Exposure To Radium Or Plutonium
An individual who has experienced occupational exposure to radium or plutonium for some time is at a higher risk of developing bone cancer than the rest of the population. When an individual is exposed to compounds such as radium or plutonium, it uses their lungs as a gateway into their circulatory system. Once in circulation, radium or plutonium is rapidly distributed throughout the body tissues. These compounds begin to deplete from the soft tissues first, making their way into an individual's stool for excretion. The concentration of radium and plutonium is then shifted into the hard tissues or bones. An affected individual's bones become the primary storage module for these compounds, much similar to the way calcium is stored in the bones. Upon long term exposure to high levels of radium or plutonium, the buildup of these compounds in the bone tissue causes the bone and its vessels to become damaged. This damage increases the likelihood a cancer-causing mutation occurs in the portion of the cellular DNA responsible for cell multiplication, growth, and apoptosis.
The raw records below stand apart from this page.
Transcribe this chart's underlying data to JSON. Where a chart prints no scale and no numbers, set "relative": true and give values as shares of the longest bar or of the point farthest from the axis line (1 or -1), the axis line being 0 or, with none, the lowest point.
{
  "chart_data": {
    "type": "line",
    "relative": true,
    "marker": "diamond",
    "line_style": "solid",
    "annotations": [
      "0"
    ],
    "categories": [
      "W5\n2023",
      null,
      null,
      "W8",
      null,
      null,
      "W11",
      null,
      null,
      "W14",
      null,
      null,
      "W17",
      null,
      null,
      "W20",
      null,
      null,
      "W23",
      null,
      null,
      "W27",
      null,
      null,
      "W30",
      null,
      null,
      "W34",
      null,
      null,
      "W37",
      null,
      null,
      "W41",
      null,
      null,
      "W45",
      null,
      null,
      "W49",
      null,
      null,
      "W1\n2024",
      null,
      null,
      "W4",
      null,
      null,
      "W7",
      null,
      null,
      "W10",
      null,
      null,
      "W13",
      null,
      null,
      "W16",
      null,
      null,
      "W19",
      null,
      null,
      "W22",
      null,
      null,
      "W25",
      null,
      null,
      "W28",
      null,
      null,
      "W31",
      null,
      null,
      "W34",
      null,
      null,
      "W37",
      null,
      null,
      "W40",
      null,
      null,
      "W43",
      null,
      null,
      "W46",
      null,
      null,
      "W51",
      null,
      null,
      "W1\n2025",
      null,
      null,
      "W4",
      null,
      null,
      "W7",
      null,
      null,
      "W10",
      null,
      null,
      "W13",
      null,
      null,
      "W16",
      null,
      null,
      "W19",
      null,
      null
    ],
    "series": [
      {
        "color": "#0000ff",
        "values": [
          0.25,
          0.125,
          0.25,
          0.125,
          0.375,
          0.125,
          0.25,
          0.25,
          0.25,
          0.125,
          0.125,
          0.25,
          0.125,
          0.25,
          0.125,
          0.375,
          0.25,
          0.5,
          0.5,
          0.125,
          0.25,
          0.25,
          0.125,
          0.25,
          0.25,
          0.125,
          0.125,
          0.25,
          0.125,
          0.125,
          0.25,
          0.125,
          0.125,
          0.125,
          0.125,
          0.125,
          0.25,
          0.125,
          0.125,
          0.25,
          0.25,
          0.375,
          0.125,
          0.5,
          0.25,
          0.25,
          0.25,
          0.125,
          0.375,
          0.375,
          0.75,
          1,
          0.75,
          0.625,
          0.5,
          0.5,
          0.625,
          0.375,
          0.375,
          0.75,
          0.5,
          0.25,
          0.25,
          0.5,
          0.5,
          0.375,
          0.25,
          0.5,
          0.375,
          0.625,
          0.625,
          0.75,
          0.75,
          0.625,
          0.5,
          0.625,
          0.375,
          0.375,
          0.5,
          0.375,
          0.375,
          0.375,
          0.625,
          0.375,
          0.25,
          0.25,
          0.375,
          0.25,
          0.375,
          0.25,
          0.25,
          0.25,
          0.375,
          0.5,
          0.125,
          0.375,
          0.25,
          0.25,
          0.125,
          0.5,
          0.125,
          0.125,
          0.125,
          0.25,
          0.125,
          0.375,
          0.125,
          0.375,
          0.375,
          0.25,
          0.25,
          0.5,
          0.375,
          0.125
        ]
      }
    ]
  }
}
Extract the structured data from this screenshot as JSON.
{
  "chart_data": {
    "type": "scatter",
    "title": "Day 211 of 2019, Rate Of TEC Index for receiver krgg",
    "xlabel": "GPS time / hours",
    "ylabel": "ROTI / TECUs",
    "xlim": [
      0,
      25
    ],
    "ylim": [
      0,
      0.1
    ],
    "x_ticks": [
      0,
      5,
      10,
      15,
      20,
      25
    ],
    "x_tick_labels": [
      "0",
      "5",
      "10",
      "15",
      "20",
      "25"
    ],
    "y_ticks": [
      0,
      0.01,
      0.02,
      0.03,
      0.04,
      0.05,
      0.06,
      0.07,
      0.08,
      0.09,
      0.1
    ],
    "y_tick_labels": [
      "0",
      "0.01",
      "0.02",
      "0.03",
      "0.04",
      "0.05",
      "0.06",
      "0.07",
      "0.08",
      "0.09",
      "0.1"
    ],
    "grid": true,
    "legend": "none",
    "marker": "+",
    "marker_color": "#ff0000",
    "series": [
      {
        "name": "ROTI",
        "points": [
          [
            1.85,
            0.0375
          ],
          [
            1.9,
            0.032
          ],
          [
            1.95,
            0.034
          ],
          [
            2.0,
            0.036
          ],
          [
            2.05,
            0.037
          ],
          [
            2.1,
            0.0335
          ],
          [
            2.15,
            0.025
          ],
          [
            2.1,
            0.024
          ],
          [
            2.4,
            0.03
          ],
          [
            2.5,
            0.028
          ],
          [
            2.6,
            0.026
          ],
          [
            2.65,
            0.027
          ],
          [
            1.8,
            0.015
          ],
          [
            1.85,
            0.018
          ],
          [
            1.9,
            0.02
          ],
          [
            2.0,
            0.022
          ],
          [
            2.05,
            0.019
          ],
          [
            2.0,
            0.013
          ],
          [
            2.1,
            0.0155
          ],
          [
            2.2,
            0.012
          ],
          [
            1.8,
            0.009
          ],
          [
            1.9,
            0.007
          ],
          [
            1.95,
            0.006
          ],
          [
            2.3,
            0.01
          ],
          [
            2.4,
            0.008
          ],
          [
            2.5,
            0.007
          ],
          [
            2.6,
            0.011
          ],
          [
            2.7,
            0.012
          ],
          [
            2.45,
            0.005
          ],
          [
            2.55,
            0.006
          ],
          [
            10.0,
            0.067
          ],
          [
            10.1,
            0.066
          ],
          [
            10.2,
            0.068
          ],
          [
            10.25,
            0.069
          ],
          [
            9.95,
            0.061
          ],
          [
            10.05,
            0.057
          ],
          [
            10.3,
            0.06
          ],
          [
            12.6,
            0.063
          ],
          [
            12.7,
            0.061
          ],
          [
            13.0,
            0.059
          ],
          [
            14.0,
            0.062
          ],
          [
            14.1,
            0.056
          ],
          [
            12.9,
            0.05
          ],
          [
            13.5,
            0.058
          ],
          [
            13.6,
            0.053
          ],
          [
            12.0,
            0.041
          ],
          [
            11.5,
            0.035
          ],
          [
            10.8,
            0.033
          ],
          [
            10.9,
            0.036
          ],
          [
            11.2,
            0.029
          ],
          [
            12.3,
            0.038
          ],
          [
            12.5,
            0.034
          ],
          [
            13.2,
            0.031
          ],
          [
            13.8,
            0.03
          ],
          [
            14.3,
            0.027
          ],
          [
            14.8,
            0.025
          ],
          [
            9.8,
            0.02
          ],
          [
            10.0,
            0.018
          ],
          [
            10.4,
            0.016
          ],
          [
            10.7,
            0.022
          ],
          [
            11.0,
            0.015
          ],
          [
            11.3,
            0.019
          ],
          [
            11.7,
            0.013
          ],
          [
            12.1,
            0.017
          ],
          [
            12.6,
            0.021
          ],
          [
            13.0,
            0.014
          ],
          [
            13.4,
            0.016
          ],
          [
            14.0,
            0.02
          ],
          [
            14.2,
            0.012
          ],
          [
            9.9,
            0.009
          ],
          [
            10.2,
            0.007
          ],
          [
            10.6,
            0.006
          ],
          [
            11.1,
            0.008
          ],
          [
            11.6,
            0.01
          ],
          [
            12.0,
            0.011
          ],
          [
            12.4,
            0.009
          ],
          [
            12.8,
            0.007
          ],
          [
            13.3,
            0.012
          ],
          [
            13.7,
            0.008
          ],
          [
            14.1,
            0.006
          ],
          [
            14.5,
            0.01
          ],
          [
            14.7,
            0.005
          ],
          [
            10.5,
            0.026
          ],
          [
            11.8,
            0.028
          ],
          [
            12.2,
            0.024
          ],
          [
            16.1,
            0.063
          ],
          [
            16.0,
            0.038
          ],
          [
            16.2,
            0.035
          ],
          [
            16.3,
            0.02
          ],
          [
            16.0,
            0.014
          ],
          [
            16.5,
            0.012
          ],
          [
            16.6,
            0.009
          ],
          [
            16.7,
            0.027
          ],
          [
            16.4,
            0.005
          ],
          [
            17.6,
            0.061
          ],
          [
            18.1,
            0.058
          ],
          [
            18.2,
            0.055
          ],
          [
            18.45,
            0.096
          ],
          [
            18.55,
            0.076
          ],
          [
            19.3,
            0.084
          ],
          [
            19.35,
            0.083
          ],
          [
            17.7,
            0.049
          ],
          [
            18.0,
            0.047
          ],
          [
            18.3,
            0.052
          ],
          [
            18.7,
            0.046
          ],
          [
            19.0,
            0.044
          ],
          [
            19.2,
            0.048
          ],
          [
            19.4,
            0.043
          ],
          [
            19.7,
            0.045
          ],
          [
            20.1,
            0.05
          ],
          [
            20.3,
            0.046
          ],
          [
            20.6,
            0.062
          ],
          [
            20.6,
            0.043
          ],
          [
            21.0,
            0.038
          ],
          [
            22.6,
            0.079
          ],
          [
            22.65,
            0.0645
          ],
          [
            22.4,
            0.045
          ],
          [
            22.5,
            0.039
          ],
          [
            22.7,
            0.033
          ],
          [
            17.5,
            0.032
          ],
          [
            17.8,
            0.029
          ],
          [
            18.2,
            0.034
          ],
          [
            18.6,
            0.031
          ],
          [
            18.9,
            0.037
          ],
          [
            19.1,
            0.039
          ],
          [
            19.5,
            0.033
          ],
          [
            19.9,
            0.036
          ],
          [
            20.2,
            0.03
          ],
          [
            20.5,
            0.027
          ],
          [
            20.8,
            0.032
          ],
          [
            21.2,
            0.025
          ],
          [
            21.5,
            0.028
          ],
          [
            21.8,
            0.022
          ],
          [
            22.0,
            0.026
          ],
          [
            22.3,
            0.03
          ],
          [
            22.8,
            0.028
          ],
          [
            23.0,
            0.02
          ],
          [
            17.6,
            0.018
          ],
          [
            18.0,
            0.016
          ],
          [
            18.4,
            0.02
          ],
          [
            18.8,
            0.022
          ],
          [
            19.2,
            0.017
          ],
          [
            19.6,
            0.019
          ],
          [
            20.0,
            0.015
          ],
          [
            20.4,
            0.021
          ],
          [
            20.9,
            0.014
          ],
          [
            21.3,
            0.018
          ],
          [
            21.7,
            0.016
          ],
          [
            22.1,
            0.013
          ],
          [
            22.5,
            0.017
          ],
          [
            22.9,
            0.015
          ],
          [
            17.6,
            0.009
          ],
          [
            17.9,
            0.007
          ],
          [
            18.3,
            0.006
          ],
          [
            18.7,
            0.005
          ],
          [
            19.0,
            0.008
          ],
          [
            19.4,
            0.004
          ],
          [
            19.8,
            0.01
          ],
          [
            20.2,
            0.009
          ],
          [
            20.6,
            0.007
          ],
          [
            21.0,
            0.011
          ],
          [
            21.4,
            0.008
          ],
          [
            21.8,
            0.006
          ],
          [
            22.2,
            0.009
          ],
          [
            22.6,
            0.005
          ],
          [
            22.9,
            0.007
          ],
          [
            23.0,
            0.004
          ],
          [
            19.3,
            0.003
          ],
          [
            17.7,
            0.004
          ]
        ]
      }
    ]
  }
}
A Li-Fraumeni syndrome patient is at a greater risk of developing cancer in their bone tissues than an individual who is not affected by the syndrome. Li-Fraumeni syndrome is a hereditary disorder characterized by a mutation in an individual's TP53 tumor suppressor gene. This mutation causes the body to have an impaired ability to prevent malignancy from forming in the tissues throughout the body. However, bone cancer is only one of the common types of cancer known to develop in individuals affected by Li-Fraumeni syndrome. Aside from osteosarcoma, soft tissue sarcoma, breast cancer, acute leukemia, adrenocortical carcinoma, brain cancer, and central nervous system tumors are also known to occur. There are no symptoms that occur in Li-Fraumeni syndrome patients aside from the development of cancer. Patients diagnosed with this syndrome are advised to take precautions to ensure early detection in case osteosarcoma or another form of cancer develops in their body.